394.115 Panay/160a: Telegram

The Secretary of State to the Ambassador in Japan (Grew)

358. On December 17 the Japanese Ambassador called upon me at his own request88 and said that according to reports reaching his Government neither the Panay nor any of its survivors were fired upon by Japanese military boats with machine guns. He had no particular facts to cite and before he was finished I stated that there was evidently no question about the fact that the Panay had been fired upon by two of such military motor boats and had then been boarded by some of their crew and that we have incontrovertible proof of this.

I observed that if American Navy and Army officials were to act as the Japanese had acted our Government would speedily court-martial them and I inquired whether the Japanese Government would take charge and deal with this military situation or whether it would not; that I made this inquiry in the interest of all concerned.

The Ambassador then asserted that the Japanese naval authorities at Shanghai had undertaken to correct the statement made to me some days ago by the Ambassador to the effect that the whereabouts of the Panay had been notified in advance to the appropriate Japanese. [Page 510] naval and military authorities; that as a matter of fact the latter did not receive such notification on the occasion of this trip of the Panay up the river.
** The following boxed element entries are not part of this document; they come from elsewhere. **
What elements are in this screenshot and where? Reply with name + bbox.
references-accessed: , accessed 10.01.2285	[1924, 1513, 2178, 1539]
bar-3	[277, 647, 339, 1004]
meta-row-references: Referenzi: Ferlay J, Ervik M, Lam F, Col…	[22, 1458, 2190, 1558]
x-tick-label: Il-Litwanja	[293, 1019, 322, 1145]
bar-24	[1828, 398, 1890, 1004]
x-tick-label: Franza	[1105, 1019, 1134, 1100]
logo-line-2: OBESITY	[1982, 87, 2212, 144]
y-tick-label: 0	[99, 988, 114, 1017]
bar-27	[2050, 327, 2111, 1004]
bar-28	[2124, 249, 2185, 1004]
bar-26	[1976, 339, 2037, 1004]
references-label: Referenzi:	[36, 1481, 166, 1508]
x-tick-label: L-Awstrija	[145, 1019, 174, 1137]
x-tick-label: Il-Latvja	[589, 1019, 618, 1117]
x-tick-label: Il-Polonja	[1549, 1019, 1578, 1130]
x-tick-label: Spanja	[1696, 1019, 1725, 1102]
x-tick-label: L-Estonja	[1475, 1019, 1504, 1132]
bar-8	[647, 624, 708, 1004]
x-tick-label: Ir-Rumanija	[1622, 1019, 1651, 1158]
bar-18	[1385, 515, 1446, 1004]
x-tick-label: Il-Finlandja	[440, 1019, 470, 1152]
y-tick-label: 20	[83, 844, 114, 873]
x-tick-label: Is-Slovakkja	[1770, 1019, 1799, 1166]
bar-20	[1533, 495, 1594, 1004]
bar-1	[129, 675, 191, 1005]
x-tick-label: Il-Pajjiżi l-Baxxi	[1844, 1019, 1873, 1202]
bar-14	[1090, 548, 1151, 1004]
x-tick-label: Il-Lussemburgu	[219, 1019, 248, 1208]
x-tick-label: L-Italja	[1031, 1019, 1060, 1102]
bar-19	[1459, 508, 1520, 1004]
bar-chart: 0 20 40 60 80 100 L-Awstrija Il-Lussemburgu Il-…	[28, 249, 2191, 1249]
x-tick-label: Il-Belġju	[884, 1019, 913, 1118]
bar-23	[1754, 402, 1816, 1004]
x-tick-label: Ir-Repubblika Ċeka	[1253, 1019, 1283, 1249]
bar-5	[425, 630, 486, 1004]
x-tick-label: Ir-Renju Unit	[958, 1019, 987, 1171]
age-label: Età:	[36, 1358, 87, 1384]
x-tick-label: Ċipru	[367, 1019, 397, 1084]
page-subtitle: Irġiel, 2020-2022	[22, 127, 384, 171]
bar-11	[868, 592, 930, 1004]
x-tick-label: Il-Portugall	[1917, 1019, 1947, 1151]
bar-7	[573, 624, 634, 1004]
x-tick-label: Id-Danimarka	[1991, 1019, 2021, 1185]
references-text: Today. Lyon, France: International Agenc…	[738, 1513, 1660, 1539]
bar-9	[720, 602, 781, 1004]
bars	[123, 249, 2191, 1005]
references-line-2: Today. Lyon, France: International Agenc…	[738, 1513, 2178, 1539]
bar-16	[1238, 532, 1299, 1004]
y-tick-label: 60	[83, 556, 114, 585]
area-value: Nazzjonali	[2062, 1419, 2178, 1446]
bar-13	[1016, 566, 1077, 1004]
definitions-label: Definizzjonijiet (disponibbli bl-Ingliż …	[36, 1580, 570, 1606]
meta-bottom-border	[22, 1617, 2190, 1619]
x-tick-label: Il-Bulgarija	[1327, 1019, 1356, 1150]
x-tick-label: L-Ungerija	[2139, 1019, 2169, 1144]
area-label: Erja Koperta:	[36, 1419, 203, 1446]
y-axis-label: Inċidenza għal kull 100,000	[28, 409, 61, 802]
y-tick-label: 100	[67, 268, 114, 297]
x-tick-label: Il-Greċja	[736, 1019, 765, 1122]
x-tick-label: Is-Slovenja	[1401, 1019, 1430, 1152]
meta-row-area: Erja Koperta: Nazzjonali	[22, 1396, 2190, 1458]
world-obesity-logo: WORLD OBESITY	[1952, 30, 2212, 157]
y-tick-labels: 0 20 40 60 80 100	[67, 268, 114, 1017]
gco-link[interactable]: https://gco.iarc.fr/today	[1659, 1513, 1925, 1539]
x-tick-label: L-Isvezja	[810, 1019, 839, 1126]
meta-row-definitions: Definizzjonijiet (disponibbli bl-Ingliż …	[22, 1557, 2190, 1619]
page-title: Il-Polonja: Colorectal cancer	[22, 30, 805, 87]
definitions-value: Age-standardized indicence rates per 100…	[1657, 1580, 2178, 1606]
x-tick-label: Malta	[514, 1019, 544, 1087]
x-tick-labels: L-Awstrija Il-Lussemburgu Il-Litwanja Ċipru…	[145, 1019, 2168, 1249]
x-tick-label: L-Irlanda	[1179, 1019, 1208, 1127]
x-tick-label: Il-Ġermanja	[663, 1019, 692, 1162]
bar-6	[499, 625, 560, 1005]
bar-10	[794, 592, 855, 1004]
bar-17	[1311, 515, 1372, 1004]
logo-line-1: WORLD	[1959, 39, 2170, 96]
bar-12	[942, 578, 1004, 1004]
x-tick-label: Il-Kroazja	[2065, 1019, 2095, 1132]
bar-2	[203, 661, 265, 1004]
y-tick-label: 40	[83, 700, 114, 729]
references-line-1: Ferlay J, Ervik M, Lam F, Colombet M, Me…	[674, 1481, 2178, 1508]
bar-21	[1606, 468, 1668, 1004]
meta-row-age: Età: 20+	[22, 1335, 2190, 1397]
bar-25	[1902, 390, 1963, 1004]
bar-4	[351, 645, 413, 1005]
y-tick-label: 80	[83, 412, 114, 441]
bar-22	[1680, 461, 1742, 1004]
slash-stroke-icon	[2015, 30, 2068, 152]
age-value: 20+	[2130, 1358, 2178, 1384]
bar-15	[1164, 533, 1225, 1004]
I replied that it must have been difficult in the first place for the appropriate Japanese authorities to be ignorant of the fact that the Panay had left its position from in front of Nanking and had retired some distance up the river; in any case according to my recollection American officials on the Panay and at Nanking had at all times sought to make known the vessel’s movements to the appropriate Japanese authorities at Shanghai, Nanking and Tokyo.

I concluded by again expressing astonishment at the occurrence.

Hull
  1. For memorandum of conversation, see Foreign Relations, Japan, 1931–1941, vol. i, p. 529.